A mixture of foals, yearlings and breeding stock were contained within the 141 lots offered and 82 of these were sold for a clearance rate of 58% which represented a five-point progression on last year.

The €567,000 aggregate was up by 29 points while the average of €6,915 came in 13 points ahead of 2020 and the median went from €3,000 to €5,500.

Even though these figures aren’t especially compelling they do at least represent a step in the right direction for a sale which has endured a few quiet years.

Tasleet colt

The yearling section of the sale provided the majority of the day’s highlights including the €29,000 top lot which was a colt from the first crop of the Group 2 Duke Of York Stakes winner and multiple Group 1-placed sprinter Tasleet who was consigned by Lumville Farm.

He was bought by Thomond O’Mara to head to next year’s round of breeze-up sales. O’Mara’s purchase is out of a listed-placed daughter of the Sweet Solera Stakes winner English Ballet.

Several other members of the breeze-up fraternity made their mark and one of them was Willie Browne who forked out €25,000 for a daughter of Holy Roman Emperor out of an unraced Lope De Vega mare who was offered by Hart Livery Farm & Stud.

A colt hailing from the first crop of the Group 1-winning Kodiac horse Kessaar will also head down the breeze-up route after being knocked down to Hyde Park Stud for €23,000, while a similar path beckons for a €21,000 son of the high-class James Garfield.

This relation to Presto Shinko was snapped up by Andrew and Riona Lynch’s Kilbrew Stables.

Trainer Willie McCreery picked up two yearlings for next season and the more expensive of these was a €21,000 daughter of Tamayuz from Lumville Farm. This filly is a half-sister to Michael O’Callaghan’s winning juvenile Money Tree.

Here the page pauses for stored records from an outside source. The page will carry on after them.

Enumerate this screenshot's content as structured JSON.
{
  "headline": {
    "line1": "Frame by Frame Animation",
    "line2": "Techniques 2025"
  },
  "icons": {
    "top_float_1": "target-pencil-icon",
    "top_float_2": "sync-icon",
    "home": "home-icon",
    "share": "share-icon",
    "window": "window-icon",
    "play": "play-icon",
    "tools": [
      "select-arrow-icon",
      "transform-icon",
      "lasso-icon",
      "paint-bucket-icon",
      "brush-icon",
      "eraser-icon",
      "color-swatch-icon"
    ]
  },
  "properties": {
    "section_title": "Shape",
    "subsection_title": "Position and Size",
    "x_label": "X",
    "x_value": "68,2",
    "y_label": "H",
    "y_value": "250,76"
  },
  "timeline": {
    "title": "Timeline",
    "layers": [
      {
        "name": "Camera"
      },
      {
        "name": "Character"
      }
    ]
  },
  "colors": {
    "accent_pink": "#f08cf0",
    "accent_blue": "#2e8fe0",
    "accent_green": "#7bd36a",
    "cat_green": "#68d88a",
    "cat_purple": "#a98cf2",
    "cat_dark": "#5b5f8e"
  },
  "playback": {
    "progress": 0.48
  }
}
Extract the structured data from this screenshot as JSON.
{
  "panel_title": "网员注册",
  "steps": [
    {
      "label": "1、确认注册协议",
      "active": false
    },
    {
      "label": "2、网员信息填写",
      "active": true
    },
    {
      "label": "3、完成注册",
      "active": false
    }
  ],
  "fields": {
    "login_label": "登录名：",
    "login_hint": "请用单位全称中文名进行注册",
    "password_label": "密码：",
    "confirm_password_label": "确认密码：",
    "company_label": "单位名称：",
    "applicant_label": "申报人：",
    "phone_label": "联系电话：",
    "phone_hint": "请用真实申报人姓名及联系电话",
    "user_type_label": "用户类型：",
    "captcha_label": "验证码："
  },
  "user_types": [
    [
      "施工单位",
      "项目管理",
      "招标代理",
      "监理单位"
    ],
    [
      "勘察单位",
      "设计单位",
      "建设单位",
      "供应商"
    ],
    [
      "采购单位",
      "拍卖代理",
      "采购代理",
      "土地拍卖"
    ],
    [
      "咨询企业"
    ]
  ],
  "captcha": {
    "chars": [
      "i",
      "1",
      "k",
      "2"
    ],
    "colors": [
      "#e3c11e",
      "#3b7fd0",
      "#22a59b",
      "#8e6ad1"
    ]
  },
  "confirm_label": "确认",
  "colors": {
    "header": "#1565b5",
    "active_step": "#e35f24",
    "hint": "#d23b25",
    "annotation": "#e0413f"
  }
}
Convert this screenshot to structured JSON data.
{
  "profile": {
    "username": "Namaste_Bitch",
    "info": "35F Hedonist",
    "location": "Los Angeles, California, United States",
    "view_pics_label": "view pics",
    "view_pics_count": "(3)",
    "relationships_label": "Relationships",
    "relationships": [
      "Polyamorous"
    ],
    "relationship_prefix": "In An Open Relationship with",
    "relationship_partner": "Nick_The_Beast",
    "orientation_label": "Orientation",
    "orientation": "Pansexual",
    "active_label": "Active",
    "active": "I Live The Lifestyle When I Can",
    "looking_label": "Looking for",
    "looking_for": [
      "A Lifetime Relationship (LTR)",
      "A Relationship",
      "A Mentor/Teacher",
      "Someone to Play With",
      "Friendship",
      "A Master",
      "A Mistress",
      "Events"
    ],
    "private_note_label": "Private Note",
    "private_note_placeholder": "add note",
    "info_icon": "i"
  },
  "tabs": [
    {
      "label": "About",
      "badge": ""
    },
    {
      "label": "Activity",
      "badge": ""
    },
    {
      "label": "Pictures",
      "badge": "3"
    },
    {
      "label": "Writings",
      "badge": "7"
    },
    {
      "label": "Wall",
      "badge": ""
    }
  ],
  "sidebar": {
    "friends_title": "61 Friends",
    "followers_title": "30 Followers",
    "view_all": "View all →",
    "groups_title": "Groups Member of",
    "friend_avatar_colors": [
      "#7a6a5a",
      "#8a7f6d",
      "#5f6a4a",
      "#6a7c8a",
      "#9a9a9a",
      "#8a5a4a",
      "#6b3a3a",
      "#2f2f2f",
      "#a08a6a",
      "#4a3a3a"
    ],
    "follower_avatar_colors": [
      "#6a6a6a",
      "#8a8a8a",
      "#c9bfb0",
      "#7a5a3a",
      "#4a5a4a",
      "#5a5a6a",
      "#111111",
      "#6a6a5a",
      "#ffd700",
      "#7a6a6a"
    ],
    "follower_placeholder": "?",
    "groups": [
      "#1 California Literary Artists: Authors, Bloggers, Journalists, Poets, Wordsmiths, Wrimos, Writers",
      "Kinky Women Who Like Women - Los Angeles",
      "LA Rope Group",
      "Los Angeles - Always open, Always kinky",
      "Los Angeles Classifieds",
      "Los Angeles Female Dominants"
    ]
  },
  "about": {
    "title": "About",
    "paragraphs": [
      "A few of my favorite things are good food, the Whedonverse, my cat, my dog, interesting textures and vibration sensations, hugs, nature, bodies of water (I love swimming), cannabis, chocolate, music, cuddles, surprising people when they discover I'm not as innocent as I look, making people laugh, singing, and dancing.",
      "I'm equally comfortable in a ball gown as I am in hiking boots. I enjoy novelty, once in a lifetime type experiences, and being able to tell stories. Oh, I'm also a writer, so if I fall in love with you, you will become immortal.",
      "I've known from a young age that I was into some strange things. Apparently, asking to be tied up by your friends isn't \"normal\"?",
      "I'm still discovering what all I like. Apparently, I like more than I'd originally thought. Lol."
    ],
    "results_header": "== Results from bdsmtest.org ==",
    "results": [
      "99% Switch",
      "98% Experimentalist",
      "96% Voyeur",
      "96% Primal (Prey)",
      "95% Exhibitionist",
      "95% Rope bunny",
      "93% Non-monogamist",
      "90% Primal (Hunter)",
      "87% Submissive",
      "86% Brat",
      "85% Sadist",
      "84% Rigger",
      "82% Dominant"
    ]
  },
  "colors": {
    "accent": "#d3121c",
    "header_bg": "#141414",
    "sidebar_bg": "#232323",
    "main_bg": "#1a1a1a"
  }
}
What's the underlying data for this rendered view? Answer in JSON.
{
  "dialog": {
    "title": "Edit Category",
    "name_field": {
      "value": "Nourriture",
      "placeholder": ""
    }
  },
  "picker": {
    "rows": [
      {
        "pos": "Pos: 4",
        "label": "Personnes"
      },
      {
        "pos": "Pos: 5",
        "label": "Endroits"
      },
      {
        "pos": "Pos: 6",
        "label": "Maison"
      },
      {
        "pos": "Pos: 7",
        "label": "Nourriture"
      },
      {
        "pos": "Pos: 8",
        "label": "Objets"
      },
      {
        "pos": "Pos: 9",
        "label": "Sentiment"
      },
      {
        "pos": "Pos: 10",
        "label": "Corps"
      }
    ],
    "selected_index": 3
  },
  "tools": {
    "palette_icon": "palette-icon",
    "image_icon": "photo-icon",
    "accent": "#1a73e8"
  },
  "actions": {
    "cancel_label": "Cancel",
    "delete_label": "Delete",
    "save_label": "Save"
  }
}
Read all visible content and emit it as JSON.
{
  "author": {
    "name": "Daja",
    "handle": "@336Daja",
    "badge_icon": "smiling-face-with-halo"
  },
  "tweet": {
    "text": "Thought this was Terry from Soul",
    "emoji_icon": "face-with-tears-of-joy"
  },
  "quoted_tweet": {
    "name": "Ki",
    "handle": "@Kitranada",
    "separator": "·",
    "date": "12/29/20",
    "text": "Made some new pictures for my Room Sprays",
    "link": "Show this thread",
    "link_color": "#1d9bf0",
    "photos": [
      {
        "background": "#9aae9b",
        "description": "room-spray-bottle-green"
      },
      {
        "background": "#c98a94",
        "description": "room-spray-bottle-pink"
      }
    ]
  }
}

The foal section of the sale was headed by a €24,000 son of Inns Of Court, who retired to Tally-Ho Stud following a distinguished career in France which yielded a Group 2 win in the Prix du Gros-Chene and top-level placings in the Prix de la Foret and the Prix Jacques le Marois. Tally-Ho’s Tony O’Callaghan outlasted Amy Marnane for this grandson of the dual listed winner Deauville Vision.

Paul and Marie McCartan’s Ballyphilip Stud spent €13,000 on a Sixties Icon own-brother to the four-time scorer Walkonby, and this price was matched by MC Bloodstock for a son of the Irish National Stud resident National Defense.

That colt is a grandson of the Group 1 Nassau Stakes winner Favourable Terms.